My body is my castle, but not really
It is a tree. It grows, it blooms, it withers, it dies
Dwelling place doomed
The inherent contradiction of our human story
An inner understanding of everness
Wrapped tightly in our outer and inevitable demise
I is always, is all over
It cannot be boxed in
But there is a box
And it’s got 2 legs and 2 arms
I’m boxed in body, a coffin of scaly skin
A thought in the dark of night
Kathy, your body is your cathedral
Cherish it. Adorn it.

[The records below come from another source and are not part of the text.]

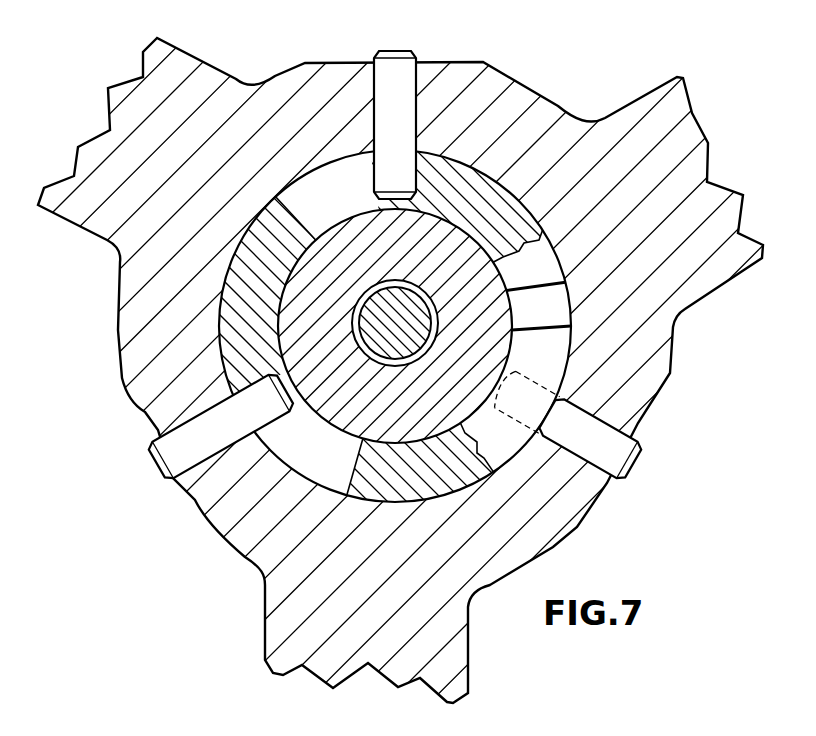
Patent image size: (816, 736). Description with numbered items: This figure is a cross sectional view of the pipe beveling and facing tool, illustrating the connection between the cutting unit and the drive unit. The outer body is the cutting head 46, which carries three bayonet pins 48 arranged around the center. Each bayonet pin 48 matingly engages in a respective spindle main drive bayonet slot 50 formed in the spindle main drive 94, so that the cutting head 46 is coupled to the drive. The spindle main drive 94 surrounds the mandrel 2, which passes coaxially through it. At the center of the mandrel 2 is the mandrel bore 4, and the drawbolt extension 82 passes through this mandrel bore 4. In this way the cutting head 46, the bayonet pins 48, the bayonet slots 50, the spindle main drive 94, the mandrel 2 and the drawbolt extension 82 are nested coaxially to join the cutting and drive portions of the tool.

The mandrel 2 is at (472, 338).
The mandrel bore 4 is at (357, 315).
The cutting head 46 is at (683, 100).
The bayonet pins 48 is at (395, 65).
The spindle main drive bayonet slots 50 is at (350, 163).
The drawbolt extension 82 is at (395, 337).
The spindle main drive 94 is at (490, 193).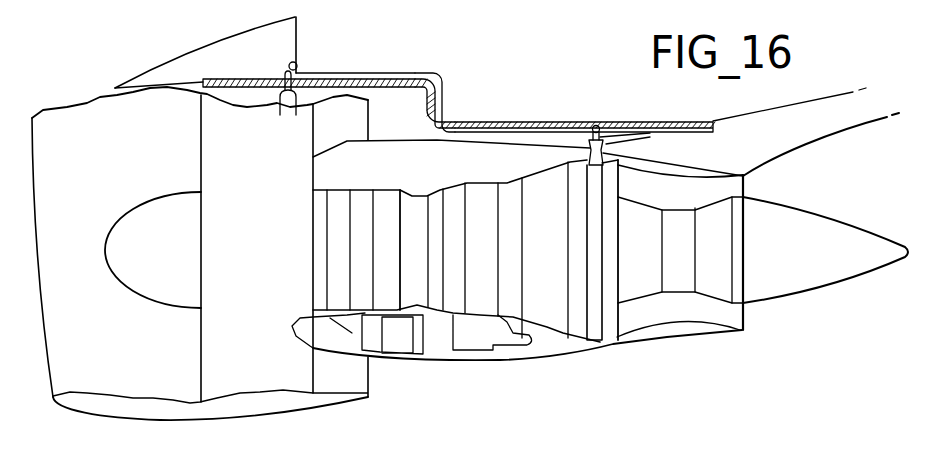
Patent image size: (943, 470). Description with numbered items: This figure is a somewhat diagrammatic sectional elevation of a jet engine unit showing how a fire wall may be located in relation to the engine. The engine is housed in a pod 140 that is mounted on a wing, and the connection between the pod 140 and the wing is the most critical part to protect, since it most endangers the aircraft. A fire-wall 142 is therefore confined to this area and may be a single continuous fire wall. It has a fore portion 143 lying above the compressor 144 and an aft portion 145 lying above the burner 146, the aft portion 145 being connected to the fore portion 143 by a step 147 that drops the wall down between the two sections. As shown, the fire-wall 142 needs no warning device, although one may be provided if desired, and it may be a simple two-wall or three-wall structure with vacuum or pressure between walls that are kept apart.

The pod 140 is at (358, 397).
The fire-wall 142 is at (515, 126).
The fore portion 143 is at (363, 79).
The compressor 144 is at (322, 192).
The aft portion 145 is at (693, 133).
The burner 146 is at (542, 180).
The step 147 is at (438, 108).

Love it with all your might
(But is it a place of prayer?)
Such thoughts wander round
While I whip myself once again
Because it is the black of night
Because I’m in bed dead again
Because of the empty glasses
Filled glasses I emptied into me
Red poison
I lie awake in obscurity
Self hatred spits disgustedly at the dying body box
Harsh, razor blade, words cut deep
The accusing voice holds my face hard down in the mess I am
Another voice whispers gently
But only when I’m done drowning
(It knows the futility of boxing blackness)

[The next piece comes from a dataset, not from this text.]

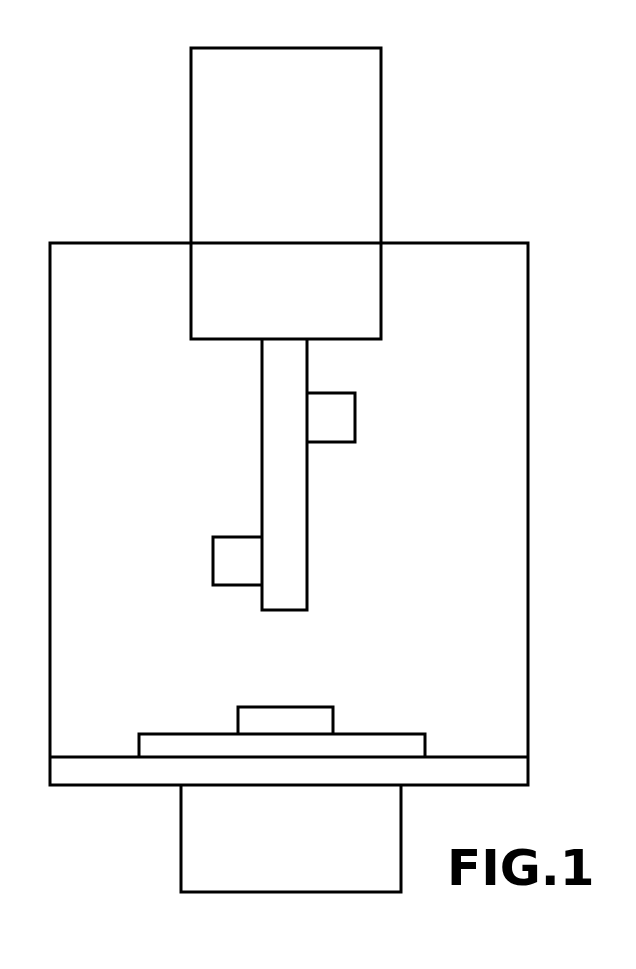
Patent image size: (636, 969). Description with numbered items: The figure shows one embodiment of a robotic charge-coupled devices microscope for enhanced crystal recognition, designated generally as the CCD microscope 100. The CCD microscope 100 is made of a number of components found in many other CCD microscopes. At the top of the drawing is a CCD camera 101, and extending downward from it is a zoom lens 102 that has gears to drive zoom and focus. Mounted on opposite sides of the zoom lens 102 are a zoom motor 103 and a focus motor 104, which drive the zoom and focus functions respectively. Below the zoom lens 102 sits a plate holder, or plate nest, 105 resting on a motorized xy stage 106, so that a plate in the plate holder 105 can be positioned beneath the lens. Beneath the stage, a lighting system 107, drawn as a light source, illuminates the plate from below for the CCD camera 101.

Kathy, take care of your body
It holds the seed of thee, your drop of being
It is your place of worship
But someone said no, it is a tree
It grows, it blooms, it dies, disappears
And eternal essence feels confused
Or is it the tree that gets uneasy
Lusciously leafy
Now sterile and stark
My branches
My being
My bark
Maybe it needs to be watered
Maybe just another glass of wine
Author’s note: I post this old poem today in commemoration of May 13th 2015, the day I stopped drinking. Cheers for these two years! I send my compassion to all those who stumble in the dark. Just remember that addiction is not who you are. It is where you are. I groped alone through a murky swamp and then one day reached a green valley. And so will you and so will you.
What a beautiful story to share! Thank you for the inspiration.